OMB Moving Ahead to Steer Agencies on Evidence-Based Policymaking
Acting budget chief’s memo sets up three-year timeline, interagency council.
The Trump White House is pressing ahead with implementing the bipartisan legislation enacted last year to discipline agencies to rely more heavily on evidence and data when making policy and managing programs.
In a July 10 memo to all agency heads, acting Budget Director Russell Vought laid out a timeline from September 2019 to February 2022 for four phases: (1) Learning Agendas, Personnel and Planning; (2) Open Data Access and Management; (3) Data Access for Statistical Purposes; and, (4) Program Evaluation.
The Foundations for Evidence-Based Policymaking Act “creates a new paradigm by calling on agencies to significantly rethink how they currently plan and organize evidence-building, data management, and data access functions to ensure an integrated and direct connection to data and evidence needs,” OMB wrote. “This paradigm requires engagement and cooperation from multiple actors within agencies (e.g., senior leadership, policy officials, program administrators, performance managers, strategic planners, budget staff, evaluators, analysts, front-line staff and data professionals) and key external stakeholders.”
The new approach also accelerates and expands many activities underway, the memo said, “including the Federal Data Strategy….; the governmentwide reorganization proposals to strengthen federal evaluation and reorganize the Census Bureau, Bureau of Labor Statistics, and Bureau of Economic Analysis to improve economic statistical data; new monitoring and evaluation guidelines for agencies that administer foreign assistance; new centralized mission support shared services and standards; and ongoing open data policy related to open data laws,” such as the 2014 Digital Accountability and Transparency Act.
To carry out the act, each “agency must establish an agency Data Governance Body, to be chaired by the Chief Data Officer, with participation from relevant senior-level staff in agency business units, data functions and financial management,” the memo said.
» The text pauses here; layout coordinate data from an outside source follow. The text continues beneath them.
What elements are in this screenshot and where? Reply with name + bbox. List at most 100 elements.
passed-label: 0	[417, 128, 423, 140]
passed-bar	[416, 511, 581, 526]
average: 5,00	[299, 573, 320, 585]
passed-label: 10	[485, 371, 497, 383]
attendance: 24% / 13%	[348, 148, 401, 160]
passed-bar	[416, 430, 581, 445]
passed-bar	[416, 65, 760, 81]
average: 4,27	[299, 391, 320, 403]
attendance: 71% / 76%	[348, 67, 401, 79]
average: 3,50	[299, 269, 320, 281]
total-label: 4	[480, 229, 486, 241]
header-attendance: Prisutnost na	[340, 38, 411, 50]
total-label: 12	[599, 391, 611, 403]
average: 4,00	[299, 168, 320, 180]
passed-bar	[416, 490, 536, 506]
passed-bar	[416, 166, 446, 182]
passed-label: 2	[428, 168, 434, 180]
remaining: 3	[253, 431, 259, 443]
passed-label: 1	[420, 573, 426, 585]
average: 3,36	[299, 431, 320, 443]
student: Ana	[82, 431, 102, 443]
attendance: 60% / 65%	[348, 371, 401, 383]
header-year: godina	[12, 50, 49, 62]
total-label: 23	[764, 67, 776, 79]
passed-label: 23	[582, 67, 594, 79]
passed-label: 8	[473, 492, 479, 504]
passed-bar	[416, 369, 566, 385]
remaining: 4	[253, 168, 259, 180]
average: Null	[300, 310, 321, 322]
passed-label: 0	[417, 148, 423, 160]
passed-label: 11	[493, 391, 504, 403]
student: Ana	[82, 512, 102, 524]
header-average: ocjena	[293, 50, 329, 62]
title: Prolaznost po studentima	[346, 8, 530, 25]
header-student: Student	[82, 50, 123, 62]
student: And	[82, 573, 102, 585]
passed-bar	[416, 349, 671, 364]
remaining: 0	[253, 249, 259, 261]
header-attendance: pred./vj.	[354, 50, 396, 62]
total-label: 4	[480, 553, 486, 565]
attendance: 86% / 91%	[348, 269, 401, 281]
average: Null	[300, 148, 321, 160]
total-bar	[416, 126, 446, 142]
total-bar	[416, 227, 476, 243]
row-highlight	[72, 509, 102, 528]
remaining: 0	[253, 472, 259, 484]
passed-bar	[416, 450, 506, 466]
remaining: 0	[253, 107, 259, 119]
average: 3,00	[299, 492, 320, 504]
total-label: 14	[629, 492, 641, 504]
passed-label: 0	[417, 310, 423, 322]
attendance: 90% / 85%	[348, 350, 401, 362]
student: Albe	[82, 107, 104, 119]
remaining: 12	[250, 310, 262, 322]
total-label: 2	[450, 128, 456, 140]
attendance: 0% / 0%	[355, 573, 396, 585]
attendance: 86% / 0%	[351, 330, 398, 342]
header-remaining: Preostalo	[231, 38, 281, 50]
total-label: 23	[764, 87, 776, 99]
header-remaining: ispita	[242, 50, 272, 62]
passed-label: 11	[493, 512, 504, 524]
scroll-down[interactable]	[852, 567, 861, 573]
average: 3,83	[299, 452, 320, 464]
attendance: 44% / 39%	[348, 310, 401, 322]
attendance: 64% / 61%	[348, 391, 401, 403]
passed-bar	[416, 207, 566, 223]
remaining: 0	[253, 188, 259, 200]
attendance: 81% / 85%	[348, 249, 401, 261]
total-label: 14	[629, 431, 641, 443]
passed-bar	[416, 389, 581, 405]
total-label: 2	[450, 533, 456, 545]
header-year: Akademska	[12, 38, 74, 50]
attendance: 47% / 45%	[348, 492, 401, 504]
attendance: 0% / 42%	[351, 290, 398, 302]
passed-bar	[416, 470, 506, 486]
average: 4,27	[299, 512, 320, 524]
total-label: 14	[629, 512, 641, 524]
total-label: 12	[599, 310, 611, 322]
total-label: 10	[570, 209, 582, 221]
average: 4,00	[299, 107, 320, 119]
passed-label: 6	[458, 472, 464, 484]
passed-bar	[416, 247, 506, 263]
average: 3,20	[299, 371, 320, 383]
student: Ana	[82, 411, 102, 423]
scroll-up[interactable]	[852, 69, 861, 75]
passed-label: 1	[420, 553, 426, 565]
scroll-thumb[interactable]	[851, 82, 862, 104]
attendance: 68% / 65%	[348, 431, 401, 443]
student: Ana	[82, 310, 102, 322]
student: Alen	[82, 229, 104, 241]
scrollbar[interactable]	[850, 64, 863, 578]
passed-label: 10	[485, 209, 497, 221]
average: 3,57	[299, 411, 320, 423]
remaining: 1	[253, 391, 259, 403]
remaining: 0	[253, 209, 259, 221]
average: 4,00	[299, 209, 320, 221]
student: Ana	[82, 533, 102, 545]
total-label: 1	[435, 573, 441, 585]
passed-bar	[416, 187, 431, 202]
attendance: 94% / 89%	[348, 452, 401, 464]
“The newly-designated positions (Chief Data Officer, Evaluation Officer, and Statistical Official) all play a key role in” leading activities such as “Capacity Assessments,” which, as part of agencies' strategic plans, will help agencies assess their ability and infrastructure to carry out evidence-building activities such as fact finding, performance measurement, policy analysis and program evaluation, while also identifying the data needed.
The OMB Evidence Team will establish and coordinate an interagency council composed of Evaluation Officers, who will exchange information, consult with and advise OMB.
The memo was welcomed by Nick Hart, formerly of the Bipartisan Policy Center, which had inherited the congressionally mandated commission’s task of fleshing out the approach to evidence-based policymaking. “OMB’s new guidance on implementing the Evidence Act is a productive step forward for ensuring federal agencies have the leaders in place to promote evidence-based policymaking,” said Hart, now CEO of the DATA Coalition.
“The designation of new chief data officers, evaluation officers, and statistical experts across government is a critical first step for making government data more accessible and useful in our society,” he said. “While ideally this guidance would have been issued months ago, the Data Coalition applauds OMB for prioritizing these leadership roles, offering detailed implementation guidance, a clear organizational plan and a governmentwide scope.”